Cet essai s’appuie sur les travaux de nombreux·ses auteurs·trices, tel·le·s que Elsa Dorlin, Ruth Wilson Gilmore, Elizabeth Bernstein, Gwenola Ricordeau, Sayak Valencia ou Catherine Hall. Les femmes citées sont donc nombreuses, ce qui découle sans doute d’une volonté de l’autrice de mettre en valeur les chercheuses, pour lesquelles le plafond de verre reste souvent difficile à briser.

Ce livre est découpé en trois parties déroulant une réflexion claire et rigoureuse. Il s’attache à démontrer ceci : le tournant néolibéral des années 1970 a amené un faisceau de violences structurelles, allant de pair avec l’avènement en Occident d’un féminisme civilisateur et punitif. Il est aujourd’hui nécessaire d’inventer une autre façon de faire société, qui puisse répondre à ces violences sans en engendrer de nouvelles, donc sans emprunter la voie du féminisme civilisateur.

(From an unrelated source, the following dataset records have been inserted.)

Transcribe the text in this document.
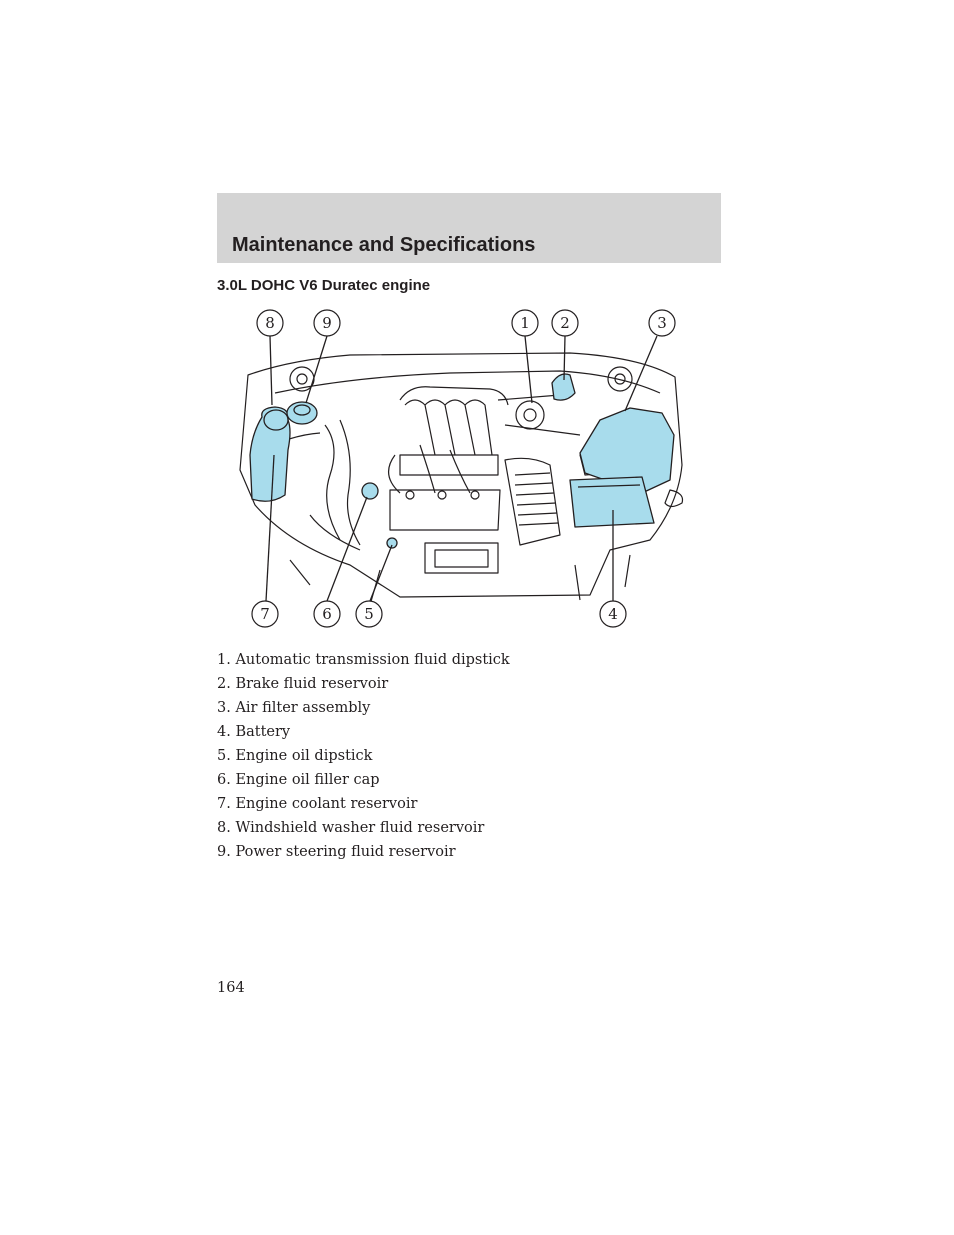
Maintenance and Specifications
3.0L DOHC V6 Duratec engine
8	9	1 2	3
7	6 5	4
1. Automatic transmission fluid dipstick
2. Brake fluid reservoir
3. Air filter assembly
4. Battery
5. Engine oil dipstick
6. Engine oil filler cap
7. Engine coolant reservoir
8. Windshield washer fluid reservoir
9. Power steering fluid reservoir
164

Surtout, l’autrice rappelle que ces violences structurelles sont dirigées vers des catégories de la population qui sont ainsi condamnées à l’oppression. C’est pour combattre cela qu’elle nous invite à « imaginer une société postviolente, non pas une société sans conflits et sans contradictions, mais une société qui ne naturalise pas la violence, qui ne la célèbre pas, qui n’en fait pas le thème central de son récit sur le pouvoir » (p. 13). Sa réflexion s’ancre dans le récit d’événements très détaillés et empiriques, qui permettent de saisir l’ampleur de son propos.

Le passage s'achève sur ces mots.